Here are some tips if you get a sunburn during your Myrtle Beach vacation.

1) Aloe vera. The most natural remedy happens to be one of the best. Aloe’s cooling properties not only bring instant relief to raw skin, it may have anti-inflammatory agents that aid with swelling. Natural aloe isn’t the most portable thing (TSA might balk at you trying to bring a spiky plant through security) but store-bought aloe vera gels work great, and deliver even more comfort when kept cold in your hotel fridge. Apply in gentle, circular motions as often as needed. Follow later with unscented lotion to hydrate skin.'

2) Aspirin. Pop an aspirin or ibuprofen as soon as realize you’ve been torched. This not only eases pain but tamps down inflammation. Don’t, however, give these to kids (or pregnant or breastfeeding women). Acetaminophen (Tylenol) formulated for children is helpful with the pain element, but won’t tackle the swelling. Pregnant and nursing women can generally take Tylenol, but always check with your provider before taking any oral medication.
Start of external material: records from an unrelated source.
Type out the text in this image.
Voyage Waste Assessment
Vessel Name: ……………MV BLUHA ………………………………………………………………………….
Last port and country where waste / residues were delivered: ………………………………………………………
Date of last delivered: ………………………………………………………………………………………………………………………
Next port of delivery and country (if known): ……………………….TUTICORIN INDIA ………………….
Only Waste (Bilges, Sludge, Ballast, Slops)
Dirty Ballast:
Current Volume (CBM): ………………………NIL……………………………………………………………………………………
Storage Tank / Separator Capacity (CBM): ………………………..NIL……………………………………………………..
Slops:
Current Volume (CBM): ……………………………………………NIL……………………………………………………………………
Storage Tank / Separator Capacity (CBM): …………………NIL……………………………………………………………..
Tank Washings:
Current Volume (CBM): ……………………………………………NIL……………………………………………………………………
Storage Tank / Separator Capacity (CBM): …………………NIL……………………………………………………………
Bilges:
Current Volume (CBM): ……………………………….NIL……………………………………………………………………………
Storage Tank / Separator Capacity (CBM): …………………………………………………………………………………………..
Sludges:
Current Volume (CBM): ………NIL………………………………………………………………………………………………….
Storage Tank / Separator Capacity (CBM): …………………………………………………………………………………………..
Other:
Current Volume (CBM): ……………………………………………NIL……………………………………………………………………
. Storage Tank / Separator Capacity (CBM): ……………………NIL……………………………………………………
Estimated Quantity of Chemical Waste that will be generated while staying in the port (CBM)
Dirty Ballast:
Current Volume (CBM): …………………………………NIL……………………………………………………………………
3) Water. Take a cool bath, gentle shower and/or apply cool, wet washcloths to burnt skin. Avoid showers if you have blisters, and be sure to guzzle water continually to rehydrate.

4) Hydrocortisone. Over-the-counter creams contain low-dose steroids that effectively take the puffiness out of your burn. A 1% cream is safe to use even on small children.

5) Stay indoors. Take a break from the sun and head to the movies, the Palace or the mall. If that’s not possible, stay covered up under a beach umbrella. Wear loose-fitting, long-sleeved cotton clothes  and wide-brimmed hats (easier to do than it sounds, since beach tunics and big hats are in style right now) and slather — and we mean slather — yourself liberally with sunblock.

6) Prevention. This is the easiest way to treat sunburn — don’t get one. Find a broad-spectrum high SPF (at least 30-50) appropriate for your activity and apply often. Many new formulations have active beach-goers in mind, such as those that can be applied to wet skin, or can be easily sprayed on before exercising or just hitting the town. We love maximum coverage kids’ swimwear treated with SPF for added protection but these need to be worn in addition to high SPF sunscreens made for children. Get in the habit of wearing sunscreen every day, rain or shine, to minimize risk. The average adult needs about an ounce (a shot glass full) for appropriate coverage. Reapply as needed.

Note: if you or a family member has a fever, rash, chills or feels faint, dizzy or nauseated; is extremely thirsty, or if eyes hurt, pulse or breathing quickens abnormally, or if blisters become severely painful, seek medical attention immediately.